Tuesday, May 20, 2014

Food of our past

We change, thinking that we do not.

When we confront that which has not changed, we are surprised because it has not met expectations. We blame that which has not changed, when it was us that had changed all along.

Displacing blame is what humans do really well, and it all started with Adam.

That aside, this is really just about food and how it tastes, but abstracting such thoughts creates a deeper sense of truth, doesn't it? There are parallels everywhere in the world.

Anyway, after living in Korea and enjoying its cuisine for three and a half years, I went back to America to find that a lot of its food really sucked. In-n-out? Too salty. Chipotle? Too salty. Any restaurant? Too salty. Sweets? Too damn sugary. Or buttery.

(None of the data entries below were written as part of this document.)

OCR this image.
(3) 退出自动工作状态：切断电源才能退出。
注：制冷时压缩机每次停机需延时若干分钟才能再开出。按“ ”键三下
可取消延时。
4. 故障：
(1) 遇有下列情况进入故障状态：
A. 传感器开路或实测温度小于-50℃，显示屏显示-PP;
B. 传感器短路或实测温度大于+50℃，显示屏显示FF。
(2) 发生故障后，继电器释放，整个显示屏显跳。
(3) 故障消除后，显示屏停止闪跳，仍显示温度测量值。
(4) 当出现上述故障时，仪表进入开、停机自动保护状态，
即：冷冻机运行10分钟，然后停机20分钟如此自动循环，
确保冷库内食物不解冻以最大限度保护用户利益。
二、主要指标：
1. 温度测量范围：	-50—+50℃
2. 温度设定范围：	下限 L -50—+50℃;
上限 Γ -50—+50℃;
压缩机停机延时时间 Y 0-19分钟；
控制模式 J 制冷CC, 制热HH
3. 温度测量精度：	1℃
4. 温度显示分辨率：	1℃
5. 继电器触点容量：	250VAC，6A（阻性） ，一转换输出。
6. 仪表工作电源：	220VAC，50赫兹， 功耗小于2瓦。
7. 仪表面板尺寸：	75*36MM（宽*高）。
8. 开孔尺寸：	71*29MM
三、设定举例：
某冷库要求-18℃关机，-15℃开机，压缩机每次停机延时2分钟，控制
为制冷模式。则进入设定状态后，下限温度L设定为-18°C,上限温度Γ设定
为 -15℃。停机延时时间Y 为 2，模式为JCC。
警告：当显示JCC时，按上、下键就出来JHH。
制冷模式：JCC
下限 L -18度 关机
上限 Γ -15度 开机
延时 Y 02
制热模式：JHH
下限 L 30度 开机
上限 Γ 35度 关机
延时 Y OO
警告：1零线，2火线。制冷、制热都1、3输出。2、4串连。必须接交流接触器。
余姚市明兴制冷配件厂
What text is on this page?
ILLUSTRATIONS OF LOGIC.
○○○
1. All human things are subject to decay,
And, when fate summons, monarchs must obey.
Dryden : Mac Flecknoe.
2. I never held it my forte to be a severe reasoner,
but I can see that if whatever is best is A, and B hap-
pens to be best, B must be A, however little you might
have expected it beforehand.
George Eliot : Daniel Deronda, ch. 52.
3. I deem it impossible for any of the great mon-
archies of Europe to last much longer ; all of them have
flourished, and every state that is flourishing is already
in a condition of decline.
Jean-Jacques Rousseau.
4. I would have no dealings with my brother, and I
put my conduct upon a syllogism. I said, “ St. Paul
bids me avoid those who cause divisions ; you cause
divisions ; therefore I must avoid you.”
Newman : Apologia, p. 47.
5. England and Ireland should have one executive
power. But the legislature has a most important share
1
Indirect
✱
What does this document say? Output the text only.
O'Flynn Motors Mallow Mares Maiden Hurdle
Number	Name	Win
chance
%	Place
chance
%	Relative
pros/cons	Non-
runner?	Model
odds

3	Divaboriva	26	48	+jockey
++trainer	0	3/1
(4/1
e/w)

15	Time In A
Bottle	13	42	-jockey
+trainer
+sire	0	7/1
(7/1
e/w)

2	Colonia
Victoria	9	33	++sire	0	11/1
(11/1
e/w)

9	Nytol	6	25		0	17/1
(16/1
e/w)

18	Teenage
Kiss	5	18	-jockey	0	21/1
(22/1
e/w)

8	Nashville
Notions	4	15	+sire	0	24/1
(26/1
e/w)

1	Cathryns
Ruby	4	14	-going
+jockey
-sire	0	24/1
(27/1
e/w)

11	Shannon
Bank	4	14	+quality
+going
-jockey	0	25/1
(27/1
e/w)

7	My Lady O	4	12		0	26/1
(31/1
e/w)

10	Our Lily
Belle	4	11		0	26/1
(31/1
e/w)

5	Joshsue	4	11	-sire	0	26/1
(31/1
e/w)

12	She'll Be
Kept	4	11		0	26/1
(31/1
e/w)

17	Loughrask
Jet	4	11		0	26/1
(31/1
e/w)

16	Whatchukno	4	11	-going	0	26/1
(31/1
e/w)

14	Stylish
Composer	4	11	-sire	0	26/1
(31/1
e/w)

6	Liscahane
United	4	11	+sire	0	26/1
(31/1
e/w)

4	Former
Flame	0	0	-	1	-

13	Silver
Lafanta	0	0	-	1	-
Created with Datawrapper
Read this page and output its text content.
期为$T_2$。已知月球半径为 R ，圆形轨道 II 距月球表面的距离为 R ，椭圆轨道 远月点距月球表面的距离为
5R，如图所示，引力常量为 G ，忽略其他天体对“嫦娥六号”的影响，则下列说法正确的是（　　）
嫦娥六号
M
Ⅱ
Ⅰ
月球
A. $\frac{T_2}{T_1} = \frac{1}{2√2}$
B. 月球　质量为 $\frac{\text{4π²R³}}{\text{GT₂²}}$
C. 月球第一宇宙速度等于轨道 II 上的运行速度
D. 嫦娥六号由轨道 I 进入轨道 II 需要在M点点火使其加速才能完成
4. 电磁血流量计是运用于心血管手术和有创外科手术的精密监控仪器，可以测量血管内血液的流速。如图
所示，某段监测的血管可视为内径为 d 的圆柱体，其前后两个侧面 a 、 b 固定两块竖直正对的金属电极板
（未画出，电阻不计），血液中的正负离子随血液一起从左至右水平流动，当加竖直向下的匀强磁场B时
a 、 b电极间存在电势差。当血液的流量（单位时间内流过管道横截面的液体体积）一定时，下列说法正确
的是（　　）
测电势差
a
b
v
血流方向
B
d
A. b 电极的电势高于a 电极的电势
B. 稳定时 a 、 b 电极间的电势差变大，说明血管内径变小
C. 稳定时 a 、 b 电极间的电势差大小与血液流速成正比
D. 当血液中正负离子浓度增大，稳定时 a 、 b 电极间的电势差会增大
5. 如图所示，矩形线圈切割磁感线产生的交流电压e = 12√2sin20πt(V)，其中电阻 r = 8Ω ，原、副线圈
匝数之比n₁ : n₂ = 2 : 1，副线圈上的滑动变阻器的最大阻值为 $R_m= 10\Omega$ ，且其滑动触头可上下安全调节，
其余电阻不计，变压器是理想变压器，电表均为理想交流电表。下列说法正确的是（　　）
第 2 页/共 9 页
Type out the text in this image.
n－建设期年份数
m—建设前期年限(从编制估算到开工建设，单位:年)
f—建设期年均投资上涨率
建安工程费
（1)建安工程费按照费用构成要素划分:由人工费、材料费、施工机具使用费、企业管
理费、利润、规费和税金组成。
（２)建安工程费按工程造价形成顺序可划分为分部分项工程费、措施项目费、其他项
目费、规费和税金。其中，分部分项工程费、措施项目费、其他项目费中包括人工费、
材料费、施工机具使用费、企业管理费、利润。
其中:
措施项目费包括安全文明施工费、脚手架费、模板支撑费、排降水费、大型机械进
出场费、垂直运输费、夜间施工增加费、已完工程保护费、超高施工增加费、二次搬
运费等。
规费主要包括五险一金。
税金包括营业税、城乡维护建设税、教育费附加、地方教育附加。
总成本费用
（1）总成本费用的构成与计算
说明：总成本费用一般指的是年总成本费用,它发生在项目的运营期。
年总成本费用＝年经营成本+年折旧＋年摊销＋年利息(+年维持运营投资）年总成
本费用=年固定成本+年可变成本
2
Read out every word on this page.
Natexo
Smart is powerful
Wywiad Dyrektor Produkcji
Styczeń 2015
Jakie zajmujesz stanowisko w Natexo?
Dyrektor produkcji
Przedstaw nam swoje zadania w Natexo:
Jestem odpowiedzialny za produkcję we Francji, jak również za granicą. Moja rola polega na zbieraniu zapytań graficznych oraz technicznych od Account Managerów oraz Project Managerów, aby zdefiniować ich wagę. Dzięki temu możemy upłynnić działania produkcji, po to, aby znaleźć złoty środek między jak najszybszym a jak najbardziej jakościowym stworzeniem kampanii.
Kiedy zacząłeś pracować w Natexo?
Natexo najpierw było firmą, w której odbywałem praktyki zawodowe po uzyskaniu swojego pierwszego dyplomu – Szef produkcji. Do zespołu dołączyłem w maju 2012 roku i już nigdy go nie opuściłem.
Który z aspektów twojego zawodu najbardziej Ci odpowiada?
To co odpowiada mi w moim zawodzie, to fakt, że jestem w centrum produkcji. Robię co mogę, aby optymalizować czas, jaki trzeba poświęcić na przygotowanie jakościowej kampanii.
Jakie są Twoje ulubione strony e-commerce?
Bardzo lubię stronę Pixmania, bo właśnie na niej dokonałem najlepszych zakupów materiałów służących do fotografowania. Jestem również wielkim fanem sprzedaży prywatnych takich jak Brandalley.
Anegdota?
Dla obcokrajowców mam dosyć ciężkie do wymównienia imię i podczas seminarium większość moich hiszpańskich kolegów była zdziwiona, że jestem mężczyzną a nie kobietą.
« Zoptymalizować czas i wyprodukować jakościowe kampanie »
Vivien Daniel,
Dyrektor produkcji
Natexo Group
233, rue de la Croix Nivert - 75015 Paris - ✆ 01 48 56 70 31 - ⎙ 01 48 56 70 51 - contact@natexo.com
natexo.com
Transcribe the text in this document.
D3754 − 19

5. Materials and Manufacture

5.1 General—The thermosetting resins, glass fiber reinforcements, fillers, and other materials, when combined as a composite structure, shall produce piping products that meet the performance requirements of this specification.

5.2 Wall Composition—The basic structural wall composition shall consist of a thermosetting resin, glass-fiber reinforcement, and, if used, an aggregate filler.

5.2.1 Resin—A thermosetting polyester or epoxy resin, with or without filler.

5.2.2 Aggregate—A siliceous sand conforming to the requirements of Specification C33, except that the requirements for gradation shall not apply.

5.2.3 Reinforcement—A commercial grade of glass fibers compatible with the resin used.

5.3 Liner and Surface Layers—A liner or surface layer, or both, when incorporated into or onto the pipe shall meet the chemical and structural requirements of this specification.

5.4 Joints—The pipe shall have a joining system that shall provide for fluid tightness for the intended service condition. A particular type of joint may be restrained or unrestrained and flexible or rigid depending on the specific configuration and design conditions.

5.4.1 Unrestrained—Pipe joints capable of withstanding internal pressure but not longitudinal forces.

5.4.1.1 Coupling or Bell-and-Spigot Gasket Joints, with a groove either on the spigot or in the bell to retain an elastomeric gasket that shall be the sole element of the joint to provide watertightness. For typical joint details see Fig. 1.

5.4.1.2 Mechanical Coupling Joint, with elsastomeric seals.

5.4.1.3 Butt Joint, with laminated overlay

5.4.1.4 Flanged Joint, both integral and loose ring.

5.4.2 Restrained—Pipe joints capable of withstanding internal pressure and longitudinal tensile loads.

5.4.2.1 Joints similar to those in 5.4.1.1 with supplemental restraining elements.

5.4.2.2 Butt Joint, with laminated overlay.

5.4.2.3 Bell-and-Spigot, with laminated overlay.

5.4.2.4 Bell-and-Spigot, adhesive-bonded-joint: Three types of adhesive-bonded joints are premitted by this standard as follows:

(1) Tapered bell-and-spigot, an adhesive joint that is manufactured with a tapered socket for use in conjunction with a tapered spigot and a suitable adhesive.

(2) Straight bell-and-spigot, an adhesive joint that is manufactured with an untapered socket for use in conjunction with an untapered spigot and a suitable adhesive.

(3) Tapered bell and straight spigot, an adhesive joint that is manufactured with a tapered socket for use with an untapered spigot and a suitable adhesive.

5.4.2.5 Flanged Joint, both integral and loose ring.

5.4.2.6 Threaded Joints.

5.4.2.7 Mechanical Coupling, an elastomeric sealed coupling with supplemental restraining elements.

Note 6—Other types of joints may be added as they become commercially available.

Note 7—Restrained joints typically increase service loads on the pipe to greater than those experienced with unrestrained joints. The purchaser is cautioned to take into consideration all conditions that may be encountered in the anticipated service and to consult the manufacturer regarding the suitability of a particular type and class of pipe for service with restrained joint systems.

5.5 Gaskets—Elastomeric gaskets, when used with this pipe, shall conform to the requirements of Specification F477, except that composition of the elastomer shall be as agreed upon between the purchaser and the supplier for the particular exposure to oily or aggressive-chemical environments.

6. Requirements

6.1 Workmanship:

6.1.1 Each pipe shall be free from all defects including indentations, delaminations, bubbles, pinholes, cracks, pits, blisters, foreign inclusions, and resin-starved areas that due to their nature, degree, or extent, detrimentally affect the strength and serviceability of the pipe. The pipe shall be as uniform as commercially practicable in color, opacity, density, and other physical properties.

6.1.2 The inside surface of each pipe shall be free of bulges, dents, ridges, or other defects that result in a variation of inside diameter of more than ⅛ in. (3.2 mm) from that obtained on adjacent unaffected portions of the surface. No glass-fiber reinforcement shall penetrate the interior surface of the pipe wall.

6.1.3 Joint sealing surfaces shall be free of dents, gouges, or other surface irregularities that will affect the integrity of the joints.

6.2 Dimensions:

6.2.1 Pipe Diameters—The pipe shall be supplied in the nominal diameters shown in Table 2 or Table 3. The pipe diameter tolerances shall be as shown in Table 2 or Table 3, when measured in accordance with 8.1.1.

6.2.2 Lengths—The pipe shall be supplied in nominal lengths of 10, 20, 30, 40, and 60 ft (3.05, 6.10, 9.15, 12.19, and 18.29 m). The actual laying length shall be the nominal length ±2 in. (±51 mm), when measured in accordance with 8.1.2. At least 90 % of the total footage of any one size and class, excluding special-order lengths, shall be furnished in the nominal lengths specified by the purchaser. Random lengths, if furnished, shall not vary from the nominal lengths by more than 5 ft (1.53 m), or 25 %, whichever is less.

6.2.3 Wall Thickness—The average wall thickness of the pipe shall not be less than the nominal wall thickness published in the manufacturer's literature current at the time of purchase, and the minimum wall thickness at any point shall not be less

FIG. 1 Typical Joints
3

Where are the flavors? Butter and sugar don't make a dessert good, it hides the other flavors that are supposed to come out. Granted, butter is good. Sugar is tasty. In moderation.

However, I think what had happened is, I went to a country that used reasonable amounts of salt, oil, butter (which in my mind is separate from oil since it tastes fairly different from other oils), and sugar and suddenly, the truth of how nasty American cuisine came out.

Of course I eventually adjusted to the ridiculous amounts of sodium, fat, and sugar in everything but it made me realize that because we change, e.g. our tastes change, the very thing that used to be good may not be so anymore.

This can be with food, tastes in music, even people.

I think with people, when we grow to be adults, we don't want to go through the trouble of meeting new people and adjusting to the nuances of personalities that exist and so we deal with the people we know, despite realizing that we may not like them. In many ways, I think such complacency is tragic. But my personality is such that if I don't like something, I avoid or cut it out. This has its problems too, but at least I'm not influenced by those I dislike (that thought that "you are the average of the 6 closest people to you" kind of stuck with me).